«Wird die Situation unberechenbar, sollte die Armee an der Grenze eingesetzt werden», sagt FDP-Präsidentin Petra Gössi im Interview mit der Zeitung «Schweiz am Sonntag». Das dürfe aber nur zur subsidiären Unterstützung des Grenzwachtkorps geschehen. «Die Situation könnte schnell eskalieren, wenn man Soldaten mit Sturmgewehren an die Grenze stellt», sagt Gössi.

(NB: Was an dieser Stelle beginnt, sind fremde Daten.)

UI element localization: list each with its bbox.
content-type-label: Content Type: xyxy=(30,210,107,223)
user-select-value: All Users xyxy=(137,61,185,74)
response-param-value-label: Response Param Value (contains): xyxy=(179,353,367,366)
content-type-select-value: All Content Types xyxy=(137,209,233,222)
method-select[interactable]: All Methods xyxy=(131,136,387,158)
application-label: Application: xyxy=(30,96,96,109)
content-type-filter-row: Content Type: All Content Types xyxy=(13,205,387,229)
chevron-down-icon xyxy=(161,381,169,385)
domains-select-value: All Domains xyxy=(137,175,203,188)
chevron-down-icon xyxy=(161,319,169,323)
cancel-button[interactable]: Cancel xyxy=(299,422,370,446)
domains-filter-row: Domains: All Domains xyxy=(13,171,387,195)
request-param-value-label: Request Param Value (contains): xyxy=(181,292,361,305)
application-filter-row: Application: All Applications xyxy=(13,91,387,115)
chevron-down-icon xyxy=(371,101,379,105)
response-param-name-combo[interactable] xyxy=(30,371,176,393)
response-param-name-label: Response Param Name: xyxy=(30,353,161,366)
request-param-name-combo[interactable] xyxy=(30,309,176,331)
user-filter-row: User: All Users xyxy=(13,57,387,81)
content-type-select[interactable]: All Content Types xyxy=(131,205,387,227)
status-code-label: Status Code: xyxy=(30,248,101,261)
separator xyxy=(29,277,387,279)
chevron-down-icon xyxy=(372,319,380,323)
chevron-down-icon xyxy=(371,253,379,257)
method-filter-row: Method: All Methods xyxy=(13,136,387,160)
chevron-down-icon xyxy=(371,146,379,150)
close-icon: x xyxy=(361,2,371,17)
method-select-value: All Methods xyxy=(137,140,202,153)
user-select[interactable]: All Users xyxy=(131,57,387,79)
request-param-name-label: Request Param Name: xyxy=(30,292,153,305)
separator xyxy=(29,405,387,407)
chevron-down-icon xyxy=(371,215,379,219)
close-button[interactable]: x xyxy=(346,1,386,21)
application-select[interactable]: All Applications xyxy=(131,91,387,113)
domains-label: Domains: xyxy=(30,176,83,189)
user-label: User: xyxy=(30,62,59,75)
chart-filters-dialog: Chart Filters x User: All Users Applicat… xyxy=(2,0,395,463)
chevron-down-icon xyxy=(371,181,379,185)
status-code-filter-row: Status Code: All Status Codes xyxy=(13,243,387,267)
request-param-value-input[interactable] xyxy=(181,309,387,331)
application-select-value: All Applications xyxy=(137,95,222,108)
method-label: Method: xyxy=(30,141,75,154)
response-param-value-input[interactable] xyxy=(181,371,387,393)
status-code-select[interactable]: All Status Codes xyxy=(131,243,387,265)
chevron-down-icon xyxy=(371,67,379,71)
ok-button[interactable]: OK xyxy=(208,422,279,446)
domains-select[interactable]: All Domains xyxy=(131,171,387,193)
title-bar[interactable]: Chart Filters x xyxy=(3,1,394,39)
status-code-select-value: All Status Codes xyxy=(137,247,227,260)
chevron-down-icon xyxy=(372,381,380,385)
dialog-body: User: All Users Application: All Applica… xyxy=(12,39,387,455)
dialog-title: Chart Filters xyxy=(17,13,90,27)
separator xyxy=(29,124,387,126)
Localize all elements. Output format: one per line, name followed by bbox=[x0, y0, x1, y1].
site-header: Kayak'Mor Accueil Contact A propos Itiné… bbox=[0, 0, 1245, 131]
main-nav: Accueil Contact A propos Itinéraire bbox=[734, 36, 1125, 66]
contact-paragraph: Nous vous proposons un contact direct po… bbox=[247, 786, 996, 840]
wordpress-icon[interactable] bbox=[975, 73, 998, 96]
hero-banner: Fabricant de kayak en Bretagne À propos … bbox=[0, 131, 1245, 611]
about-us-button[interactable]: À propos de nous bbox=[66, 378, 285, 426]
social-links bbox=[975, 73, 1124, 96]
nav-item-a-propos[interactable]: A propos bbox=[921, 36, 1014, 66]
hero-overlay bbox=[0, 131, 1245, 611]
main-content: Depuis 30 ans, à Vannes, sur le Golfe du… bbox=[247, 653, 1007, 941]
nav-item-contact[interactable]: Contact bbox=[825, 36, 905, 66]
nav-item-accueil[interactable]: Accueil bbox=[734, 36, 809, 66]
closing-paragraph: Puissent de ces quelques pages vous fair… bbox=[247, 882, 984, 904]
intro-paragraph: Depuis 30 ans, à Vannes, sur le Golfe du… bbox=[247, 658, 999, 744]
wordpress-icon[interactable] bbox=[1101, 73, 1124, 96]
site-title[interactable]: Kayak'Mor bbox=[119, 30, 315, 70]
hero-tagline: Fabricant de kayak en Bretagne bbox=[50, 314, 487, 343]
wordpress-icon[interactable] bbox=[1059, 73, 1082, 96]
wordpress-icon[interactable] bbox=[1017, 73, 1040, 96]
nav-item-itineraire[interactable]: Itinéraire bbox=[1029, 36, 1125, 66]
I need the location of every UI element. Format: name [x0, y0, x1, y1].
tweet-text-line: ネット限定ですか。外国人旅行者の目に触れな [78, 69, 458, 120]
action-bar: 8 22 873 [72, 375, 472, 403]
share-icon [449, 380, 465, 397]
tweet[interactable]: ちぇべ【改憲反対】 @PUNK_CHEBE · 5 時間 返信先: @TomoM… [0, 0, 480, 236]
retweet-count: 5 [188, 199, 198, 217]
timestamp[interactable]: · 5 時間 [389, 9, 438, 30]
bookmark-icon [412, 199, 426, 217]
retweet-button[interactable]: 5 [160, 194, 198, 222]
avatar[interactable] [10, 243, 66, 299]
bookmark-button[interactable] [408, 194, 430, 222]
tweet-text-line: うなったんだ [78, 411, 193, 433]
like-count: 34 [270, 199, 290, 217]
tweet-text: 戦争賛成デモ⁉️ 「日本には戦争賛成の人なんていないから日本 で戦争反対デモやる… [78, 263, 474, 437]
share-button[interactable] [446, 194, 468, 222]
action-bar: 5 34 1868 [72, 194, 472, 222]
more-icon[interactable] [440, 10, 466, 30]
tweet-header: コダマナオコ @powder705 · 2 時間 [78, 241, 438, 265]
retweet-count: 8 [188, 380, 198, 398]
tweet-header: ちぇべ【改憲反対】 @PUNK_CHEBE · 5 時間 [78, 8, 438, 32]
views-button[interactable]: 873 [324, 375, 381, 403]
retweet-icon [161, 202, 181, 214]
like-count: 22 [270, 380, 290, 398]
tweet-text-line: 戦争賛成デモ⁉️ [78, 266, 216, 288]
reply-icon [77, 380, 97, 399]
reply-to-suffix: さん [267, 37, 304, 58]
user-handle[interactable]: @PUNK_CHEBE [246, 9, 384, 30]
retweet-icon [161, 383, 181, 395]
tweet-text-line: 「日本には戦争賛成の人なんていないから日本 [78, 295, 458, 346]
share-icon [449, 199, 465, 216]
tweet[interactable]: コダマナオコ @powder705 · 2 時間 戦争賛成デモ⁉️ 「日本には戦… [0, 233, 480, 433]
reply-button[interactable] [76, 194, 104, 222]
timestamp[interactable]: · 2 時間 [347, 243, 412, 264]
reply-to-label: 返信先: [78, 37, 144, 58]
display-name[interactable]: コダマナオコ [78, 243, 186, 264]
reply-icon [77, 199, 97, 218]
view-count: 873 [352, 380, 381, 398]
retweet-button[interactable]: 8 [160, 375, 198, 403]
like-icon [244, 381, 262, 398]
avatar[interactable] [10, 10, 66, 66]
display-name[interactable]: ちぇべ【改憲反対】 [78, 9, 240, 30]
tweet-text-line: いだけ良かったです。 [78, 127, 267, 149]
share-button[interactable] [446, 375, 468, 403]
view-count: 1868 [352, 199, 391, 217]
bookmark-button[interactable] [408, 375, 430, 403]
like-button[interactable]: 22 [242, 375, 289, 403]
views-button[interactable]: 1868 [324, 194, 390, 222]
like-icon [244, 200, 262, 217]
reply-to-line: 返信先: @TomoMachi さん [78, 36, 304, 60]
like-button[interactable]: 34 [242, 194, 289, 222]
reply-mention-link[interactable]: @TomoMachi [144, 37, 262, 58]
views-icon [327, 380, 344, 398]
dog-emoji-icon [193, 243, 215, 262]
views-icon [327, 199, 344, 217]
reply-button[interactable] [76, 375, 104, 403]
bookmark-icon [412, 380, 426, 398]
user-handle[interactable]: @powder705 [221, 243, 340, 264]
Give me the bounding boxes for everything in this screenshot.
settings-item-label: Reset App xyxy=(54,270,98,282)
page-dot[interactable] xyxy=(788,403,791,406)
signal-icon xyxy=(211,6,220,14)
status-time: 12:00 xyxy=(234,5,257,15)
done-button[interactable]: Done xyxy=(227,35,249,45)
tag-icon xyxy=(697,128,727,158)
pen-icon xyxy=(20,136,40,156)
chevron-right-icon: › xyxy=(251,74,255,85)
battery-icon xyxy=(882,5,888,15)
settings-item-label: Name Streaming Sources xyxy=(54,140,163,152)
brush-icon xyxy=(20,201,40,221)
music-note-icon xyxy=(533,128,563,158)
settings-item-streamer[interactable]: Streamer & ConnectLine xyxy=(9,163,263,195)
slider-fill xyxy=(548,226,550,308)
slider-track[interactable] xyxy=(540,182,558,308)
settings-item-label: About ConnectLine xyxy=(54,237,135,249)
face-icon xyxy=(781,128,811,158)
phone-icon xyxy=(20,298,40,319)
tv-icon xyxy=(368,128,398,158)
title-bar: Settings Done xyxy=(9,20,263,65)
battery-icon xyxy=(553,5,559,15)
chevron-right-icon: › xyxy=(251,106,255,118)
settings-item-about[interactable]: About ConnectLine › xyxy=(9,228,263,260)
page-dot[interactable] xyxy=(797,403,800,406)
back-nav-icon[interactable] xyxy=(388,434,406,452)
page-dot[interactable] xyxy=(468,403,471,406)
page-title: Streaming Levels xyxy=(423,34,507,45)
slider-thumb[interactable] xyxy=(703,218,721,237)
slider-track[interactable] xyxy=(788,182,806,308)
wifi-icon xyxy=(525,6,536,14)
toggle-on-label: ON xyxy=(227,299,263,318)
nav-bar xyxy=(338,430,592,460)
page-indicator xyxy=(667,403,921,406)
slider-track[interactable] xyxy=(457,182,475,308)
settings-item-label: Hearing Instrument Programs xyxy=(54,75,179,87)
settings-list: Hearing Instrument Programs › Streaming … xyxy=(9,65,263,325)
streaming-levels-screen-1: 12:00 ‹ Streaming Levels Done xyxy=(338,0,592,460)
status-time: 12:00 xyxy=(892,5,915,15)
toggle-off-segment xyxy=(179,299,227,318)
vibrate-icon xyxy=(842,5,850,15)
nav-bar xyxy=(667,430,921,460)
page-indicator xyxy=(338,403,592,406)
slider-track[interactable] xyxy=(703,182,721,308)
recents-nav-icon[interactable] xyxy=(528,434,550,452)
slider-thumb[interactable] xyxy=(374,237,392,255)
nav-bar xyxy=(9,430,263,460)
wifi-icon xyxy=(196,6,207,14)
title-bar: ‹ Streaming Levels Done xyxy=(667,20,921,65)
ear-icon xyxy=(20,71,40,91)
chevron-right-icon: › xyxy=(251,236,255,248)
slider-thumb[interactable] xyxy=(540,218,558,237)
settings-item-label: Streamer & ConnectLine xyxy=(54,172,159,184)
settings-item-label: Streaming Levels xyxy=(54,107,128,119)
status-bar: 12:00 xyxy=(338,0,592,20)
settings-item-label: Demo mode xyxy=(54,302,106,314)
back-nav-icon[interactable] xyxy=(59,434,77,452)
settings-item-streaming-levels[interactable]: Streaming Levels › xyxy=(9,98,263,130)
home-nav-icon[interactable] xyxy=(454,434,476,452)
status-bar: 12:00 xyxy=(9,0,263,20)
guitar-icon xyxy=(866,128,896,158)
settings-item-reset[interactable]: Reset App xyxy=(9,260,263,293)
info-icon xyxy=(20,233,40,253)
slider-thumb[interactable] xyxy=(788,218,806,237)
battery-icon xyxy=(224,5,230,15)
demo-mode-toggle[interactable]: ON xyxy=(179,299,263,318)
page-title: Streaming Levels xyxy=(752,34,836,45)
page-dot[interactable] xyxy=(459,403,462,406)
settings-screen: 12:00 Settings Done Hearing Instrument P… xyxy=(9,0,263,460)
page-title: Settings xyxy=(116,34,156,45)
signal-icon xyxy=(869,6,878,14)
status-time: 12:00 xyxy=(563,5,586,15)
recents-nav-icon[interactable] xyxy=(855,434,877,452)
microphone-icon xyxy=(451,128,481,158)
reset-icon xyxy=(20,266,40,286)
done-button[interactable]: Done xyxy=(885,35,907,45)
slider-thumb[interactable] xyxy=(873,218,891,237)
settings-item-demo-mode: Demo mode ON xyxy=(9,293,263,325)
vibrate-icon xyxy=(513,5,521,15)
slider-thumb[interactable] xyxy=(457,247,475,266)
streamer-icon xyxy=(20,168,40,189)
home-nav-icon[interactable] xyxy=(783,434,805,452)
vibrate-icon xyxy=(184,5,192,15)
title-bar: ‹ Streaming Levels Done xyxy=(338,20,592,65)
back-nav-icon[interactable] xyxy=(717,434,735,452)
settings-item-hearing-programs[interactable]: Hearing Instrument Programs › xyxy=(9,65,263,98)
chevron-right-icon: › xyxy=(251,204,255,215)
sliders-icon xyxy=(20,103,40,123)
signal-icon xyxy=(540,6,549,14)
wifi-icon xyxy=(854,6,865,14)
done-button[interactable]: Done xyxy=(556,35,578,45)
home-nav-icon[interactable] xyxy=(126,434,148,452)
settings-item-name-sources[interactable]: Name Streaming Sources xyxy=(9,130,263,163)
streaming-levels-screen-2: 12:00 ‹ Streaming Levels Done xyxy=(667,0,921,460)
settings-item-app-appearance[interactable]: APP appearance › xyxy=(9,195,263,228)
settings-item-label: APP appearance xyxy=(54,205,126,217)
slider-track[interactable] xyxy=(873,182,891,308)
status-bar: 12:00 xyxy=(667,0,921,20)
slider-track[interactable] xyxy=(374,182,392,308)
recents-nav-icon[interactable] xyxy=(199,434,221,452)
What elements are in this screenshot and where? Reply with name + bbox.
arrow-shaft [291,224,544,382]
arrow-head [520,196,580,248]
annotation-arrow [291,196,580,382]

Die Armee sei aber «auch eine Option», wenn sich der Druck plötzlich in eine andere Region verlagere. Im Gegensatz zur SVP will die FDP die Grenze aber nicht schliessen. «Die Schweiz hat eine humanitäre Tradition», sagt Gössi. «Sie muss jene Menschen aufnehmen, die wirklich Anrecht auf Asyl haben.» Auch setzt die FDP-Präsidentin auf Dublin.
«Für die Schweiz funktioniert Dublin», sagt sie in der «Schweiz am Sonntag». 2015 konnte die Schweiz 2579 Personen zurückschicken und musste im Gegenzug nur 270 Personen aufnehmen. «Das Verhältnis liegt etwa bei 1:10.»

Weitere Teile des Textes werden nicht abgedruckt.